La question des financements reste complexe, en partie car réduire la part de la voiture en ville requiert une réflexion profonde sur l’allocation de l’espace. En effet, un voyage domicile-travail en voiture privée consommerait 90 fois plus d’espace que si ce trajet avait été effectué en bus et en tram, et on considère en moyenne que jusqu’à 70% des centre-villes américains sont dédiés à l’usage des voitures : basculer vers une ville moins « autosoliste » bouscule profondément le territoire, en appelant à dépasser le schéma dominant route-au-milieu-entourée-par-deux-trottoirs-de-chaque-côté. Les investissements légers, comme ceux visant à optimiser les espaces, en ne délimitant pas nécessairement le trottoir pour mieux faire partager l’ensemble d’une chaussée, par exemple, sont une piste. « En France, les collectivités locales ont des difficultés à investir sur les infrastructures ; en conséquence, ce qu’elles investissent, elles auront toujours tendance à préférer le faire dans des aménagements visibles plutôt que dans des réseaux et des chaussées », ajoute Guillaume Malochet. Pour lui, la contraction des budgets invite à inventer de nouvelles formes contractuelles avec les collectivités, y compris via le financement participatif pour le financement des routes et des rues. Les grands projets iconiques, s’ils sont coûteux, peuvent être un moyen, comme à Eindhoven, aux Pays-Bas, de créer un choc permettant une acculturation au « moins de voitures », y compris pour cueillir l’intérêt des médias et développer l’attractivité autour d’une image moderne.

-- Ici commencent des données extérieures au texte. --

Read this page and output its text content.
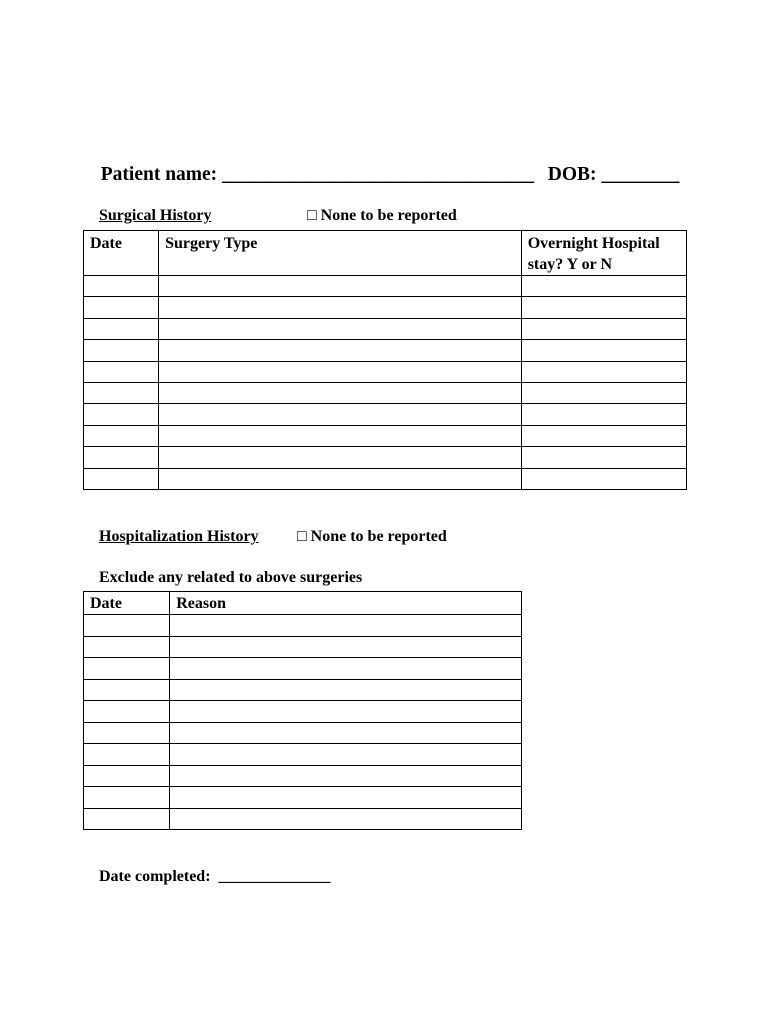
Patient name: ________________________________ DOB: ________

Surgical History	□ None to be reported

Date	Surgery Type	Overnight Hospital stay? Y or N

Hospitalization History	□ None to be reported

Exclude any related to above surgeries

Date	Reason

Date completed:  ______________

Rue traditionnelle bordée d'automobiles

Reste, toutefois, à se saisir en profondeur de la question. En termes d’occupation de l’espace, la problématique du stationnement pourrait devenir à terme moins prégnante, mais le pari d’une multimodalité inclusive, témoignant d’un réseau de transport efficace y compris en incluant la périphérie, peut notamment passer par la construction de parcs relais… qui semble difficile à imaginer en vue du peu de disponibilité du foncier dans les grandes villes denses. La demande, néanmoins, prend doucement de l’ampleur : ainsi en Île-de-France, 10 000 places de parking en parc relai sont en voie d’être construites, avec des besoins identifiés « aux abords des gares situées principalement dans les zones 4 et 5 », soit les plus périphériques du réseau de mobilité, afin de réduire l’usage de la voiture sur l’intégralité des parcours de navettage quotidien. L’extension du réseau, avec le projet du Grand Paris, cible du reste ce besoin de la périphérie à disposer d’alternatives à la voiture personnelle avec de nouvelles lignes de métro comme la 15 bis, qui sont « toutes connectées au réseau de transports franciliens » et favoriseront ainsi une multimodalité sans voiture.

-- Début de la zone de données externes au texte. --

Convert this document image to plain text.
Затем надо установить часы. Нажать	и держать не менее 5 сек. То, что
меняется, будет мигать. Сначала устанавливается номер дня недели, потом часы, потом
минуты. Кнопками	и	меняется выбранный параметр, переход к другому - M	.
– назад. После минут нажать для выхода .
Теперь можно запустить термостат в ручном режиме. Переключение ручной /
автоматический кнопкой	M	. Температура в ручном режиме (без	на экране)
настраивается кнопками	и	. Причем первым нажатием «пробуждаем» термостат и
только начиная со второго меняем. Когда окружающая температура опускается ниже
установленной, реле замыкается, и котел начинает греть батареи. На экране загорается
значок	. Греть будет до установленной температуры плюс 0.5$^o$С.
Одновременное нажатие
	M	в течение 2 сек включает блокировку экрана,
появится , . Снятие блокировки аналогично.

Le ou les deux « dernier(s) kilomètre(s) », enfin, demande(nt) aussi un bouleversement profond des infrastructures : on connaît l’enjeu pour la logistique, mais il(s) demeure(nt) prégnant(s) pour le transport de personnes. Ainsi, le « rabattement » aux nouvelles gares devient un enjeu majeur : des infrastructures cyclables, de bus et pour la voiture en libre-service, sont requises afin de favoriser les continuités de mobilité et de « rabattre » les habitants des « territoires d’entre-deux » (trop loin pour aller à la gare à pied) en gare. Autour du futur Grand Paris Express en particulier, la gare de périphérie, mais aussi ses abords, doivent donc devenir de véritables « hubs de mobilité », vision globale seule à même de combattre l’autosolisme.

 

La chaussée comme patrimoine

Plutôt que de faire table rase, « un vrai défi de la ville du futur est en fait de repenser la ville comme un gestionnaire de patrimoine », estime Guillaume Malochet. « Les infrastructures sont pour les villes un asset à valoriser… Mais pour ce faire, il faut sortir des logiques de silo entre acteurs urbains afin, par exemple, de faire fonctionner la route comme un réservoir des eaux de pluie, lesquelles sont ensuite redistribuées en tant qu’eaux sanitaires dans les immeubles. Ou penser la route comme productrice d’énergie pour les bâtiments publics et privés qui la bordent. La chaussée est un formidable patrimoine dont on n’a pas saisi la fluidité, la flexibilité, et toutes les potentialités qu’elle recèle. » La mobilité connectée et autonome, avant tout électrique, serait l’occasion du glissement vers des approches urbaines orientées systèmes et intelligences des structures. Pour des transports optimisés et durables, les villes, avec moins de voitures privées mais pas nécessairement sans véhicules motorisés, devront alors investir dans des infrastructures plus performantes et qualitatives que jamais. « Le » défi de demain ?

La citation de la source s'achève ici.